Le drame dans ce débat « pseudoscientifique » ne s’est pas limité à une simple divergence d’opinion dans la continuité de ce feuilleton peu glorieux de l’hydroxychloroquine où chaque jour apportent de nouveaux rebondissements. Cette fois ci, plusieurs institutions dont l’Organisation Mondiale de la Santé se sont empressées de tomber dans ce traquenard de la plus révoltante des manières et avec une célérité déconcertante. Certes, seuls les imbéciles ne changent pas d’avis, mais là l’OMS, encore une fois a dû consulter une mauvaise voyante.
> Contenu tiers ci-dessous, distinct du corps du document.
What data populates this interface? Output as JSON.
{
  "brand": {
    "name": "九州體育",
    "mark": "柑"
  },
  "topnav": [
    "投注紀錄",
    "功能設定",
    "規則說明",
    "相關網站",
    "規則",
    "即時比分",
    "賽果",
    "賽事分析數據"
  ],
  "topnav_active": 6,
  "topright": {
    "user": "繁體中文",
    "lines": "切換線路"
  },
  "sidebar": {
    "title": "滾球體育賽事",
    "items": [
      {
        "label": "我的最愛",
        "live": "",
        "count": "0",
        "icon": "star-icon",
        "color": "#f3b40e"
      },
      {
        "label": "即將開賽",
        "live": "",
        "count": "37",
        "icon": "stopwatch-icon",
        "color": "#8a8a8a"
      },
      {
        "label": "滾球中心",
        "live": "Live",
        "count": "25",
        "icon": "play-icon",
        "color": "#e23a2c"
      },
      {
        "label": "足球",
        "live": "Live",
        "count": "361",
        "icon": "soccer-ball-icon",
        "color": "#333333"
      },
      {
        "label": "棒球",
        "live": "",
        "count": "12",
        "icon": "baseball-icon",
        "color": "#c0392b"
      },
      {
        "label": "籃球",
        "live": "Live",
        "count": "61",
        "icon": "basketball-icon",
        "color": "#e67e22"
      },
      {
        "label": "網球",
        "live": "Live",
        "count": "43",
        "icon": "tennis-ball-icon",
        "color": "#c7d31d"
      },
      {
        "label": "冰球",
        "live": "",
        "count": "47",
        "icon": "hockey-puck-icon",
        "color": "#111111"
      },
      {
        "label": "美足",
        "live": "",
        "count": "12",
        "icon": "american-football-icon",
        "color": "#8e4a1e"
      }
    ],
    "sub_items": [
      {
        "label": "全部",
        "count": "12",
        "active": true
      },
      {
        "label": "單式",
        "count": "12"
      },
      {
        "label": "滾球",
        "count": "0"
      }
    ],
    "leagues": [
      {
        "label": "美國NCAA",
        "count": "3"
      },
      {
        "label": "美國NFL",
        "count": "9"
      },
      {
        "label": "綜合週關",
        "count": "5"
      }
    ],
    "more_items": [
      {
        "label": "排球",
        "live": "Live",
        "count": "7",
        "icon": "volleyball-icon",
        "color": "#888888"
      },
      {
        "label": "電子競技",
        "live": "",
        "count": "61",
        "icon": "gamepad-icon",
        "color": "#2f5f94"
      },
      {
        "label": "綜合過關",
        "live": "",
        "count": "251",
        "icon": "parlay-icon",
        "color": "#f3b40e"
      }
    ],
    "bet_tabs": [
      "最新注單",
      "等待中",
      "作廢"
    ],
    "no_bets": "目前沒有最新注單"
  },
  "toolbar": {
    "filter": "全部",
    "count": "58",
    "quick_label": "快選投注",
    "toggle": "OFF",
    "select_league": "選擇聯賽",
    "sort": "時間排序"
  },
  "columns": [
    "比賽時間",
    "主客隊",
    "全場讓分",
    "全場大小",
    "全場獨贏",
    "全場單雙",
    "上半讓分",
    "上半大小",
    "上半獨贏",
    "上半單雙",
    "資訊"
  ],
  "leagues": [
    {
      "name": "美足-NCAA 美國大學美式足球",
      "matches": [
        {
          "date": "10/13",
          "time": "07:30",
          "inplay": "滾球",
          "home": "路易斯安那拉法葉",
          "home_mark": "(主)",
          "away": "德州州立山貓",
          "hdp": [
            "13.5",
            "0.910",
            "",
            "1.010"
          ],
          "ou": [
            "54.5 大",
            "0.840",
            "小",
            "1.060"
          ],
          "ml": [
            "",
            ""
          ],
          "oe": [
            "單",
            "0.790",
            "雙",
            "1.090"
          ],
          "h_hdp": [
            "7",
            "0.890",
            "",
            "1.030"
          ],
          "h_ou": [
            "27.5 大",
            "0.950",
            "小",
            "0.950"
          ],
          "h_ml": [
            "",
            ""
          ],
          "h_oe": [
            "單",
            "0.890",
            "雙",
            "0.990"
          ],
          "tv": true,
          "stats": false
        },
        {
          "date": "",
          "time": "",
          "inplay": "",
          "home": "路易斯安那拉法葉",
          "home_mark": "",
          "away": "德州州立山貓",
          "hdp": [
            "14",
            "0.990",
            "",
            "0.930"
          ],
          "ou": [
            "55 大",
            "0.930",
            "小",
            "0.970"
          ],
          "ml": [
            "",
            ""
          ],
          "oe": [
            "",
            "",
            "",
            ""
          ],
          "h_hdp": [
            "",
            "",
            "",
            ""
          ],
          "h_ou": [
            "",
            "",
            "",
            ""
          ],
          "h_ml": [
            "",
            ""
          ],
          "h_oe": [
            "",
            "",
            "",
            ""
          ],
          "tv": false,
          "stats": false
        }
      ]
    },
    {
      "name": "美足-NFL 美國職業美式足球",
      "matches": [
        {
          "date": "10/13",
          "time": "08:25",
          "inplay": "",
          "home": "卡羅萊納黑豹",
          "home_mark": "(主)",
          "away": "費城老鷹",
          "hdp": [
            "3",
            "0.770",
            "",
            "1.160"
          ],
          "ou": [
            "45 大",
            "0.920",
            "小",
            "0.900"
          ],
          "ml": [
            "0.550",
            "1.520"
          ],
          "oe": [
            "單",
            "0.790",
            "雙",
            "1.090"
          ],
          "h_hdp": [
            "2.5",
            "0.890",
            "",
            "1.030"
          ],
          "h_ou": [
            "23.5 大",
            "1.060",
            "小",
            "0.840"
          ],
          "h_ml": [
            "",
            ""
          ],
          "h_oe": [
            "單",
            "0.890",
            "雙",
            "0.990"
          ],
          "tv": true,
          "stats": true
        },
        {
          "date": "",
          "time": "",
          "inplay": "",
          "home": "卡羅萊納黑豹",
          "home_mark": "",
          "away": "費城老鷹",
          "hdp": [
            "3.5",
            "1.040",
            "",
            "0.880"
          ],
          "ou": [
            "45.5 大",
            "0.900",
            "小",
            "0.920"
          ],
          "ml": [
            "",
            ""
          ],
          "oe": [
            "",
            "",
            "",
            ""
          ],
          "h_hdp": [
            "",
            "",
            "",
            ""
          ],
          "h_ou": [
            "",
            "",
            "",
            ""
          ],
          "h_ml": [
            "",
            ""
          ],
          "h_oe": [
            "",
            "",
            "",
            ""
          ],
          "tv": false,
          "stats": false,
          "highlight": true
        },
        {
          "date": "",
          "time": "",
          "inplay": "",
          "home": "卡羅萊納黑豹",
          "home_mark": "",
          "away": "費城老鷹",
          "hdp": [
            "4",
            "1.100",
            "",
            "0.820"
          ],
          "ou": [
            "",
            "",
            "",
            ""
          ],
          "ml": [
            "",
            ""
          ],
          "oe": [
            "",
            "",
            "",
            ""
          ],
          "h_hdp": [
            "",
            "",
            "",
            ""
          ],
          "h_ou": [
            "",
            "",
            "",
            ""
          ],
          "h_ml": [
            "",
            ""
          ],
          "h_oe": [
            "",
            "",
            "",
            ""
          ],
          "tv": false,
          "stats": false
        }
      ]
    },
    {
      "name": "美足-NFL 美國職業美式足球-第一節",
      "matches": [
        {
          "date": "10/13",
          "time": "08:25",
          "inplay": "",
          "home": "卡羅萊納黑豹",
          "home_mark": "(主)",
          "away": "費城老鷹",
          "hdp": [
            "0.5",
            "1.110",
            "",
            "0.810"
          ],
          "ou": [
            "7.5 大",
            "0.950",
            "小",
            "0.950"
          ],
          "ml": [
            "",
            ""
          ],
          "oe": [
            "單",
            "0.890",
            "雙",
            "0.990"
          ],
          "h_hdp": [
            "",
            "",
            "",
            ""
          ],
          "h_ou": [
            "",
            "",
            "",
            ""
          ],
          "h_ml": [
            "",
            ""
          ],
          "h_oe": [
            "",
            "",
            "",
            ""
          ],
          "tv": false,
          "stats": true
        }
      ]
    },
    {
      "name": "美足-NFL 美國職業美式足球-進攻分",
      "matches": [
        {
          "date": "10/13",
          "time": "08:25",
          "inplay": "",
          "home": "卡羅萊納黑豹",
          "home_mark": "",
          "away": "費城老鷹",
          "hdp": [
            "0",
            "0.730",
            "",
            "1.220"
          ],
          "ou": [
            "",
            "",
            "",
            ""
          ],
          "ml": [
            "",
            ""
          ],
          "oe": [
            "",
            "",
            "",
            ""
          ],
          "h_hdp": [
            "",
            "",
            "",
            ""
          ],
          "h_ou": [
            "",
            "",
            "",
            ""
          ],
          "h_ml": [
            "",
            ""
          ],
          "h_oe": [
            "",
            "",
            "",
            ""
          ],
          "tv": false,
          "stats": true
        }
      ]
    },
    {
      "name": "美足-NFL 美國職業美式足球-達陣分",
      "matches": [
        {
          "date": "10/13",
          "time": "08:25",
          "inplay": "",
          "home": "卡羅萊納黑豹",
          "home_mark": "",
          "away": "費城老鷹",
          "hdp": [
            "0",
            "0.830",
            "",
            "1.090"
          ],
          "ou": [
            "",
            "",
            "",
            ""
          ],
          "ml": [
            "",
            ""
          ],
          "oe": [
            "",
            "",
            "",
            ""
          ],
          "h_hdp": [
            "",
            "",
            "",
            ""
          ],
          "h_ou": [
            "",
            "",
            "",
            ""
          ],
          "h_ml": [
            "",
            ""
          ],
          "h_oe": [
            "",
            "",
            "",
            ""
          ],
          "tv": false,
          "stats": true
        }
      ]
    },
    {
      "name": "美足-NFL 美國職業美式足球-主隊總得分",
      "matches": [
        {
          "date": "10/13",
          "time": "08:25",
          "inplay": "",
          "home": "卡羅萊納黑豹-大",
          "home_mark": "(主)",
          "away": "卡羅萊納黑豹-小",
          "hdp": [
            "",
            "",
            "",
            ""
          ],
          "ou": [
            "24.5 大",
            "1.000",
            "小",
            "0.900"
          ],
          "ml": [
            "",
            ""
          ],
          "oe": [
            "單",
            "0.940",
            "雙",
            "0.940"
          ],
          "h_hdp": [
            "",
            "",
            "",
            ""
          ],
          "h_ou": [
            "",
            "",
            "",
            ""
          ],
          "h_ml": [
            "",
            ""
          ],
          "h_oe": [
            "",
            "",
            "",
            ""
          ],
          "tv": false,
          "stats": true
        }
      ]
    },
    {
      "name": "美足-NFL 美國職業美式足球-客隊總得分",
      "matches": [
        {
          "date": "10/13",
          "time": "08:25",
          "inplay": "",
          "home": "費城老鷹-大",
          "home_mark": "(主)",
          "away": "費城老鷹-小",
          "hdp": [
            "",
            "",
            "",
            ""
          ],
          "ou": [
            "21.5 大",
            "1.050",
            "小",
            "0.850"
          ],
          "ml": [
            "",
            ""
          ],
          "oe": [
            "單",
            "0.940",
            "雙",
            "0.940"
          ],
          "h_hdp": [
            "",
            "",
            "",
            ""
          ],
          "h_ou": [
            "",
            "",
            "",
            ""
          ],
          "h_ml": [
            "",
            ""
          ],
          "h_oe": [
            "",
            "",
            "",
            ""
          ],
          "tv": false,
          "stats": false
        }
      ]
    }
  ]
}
Dans la foulée, notre Ministère de la Santé, le Haut Conseil de santé publique (HCSP) et l’Agence nationale de sécurité du médicament (ANSM) en France viennent officiellement d’interdire l’hydroxychloroquine dans la lutte contre le Covid-19. Si ce médicament accessible, peu coûteux, inscrit sur la liste des médicaments essentiels de l’OMS, largement prescrit depuis 1955 dans le traitement du paludisme et dans de nombreuses affections pour ses propriétés inflammatoires et immun modulatrices a déchainé autant de passions et où le principal concerné, le patient, est superbement ignoré, qu’en sera-t-il des enjeux que va susciter la vaccination !

Cette cacophonie « pseudo médicale » est plus que prévisible quand s’intriquent politique, science et business. Quand un éminent scientifique chope le virus de la politique, boosté par des politiciens et non des moindres, qui militent ardemment pour leur réélection en se découvrant subitement des vocations de scientifiques et de chercheurs qui ne cherchent en réalité qu’à remplir les urnes. Quand les politiciens et le conflit d’intérêt s’en mêlent, l’Evidence-Based Medicine (EBM) ou la médecine fondée sur les faits ne s’en relèvera pas. Pendant des décennies, on s’est acharné à poser les bases d’une médecine fondée sur des preuves, nous voilà de retour à une “opinion based-medicine” ou médecine reposant sur des opinions, voire à une “insult based-medicine ou (médecine reposant sur des injures) entre les fans et les détracteurs du professeur Didier Raoult. Ce dernier n’avait-il pas qualifié la publication du Lancet d’une étude « foireuse ».

Cette pandémie a dévoilé des insuffisances dans tous les domaines, elle doit nous inciter à plus de vigilance, de clairvoyance et d’exiger des scientifiques de la transparence.

La transparence est un perpétuel combat. Beaucoup de scientifiques risquent de tomber aux champs de déshonneur du « Lancet Gate ».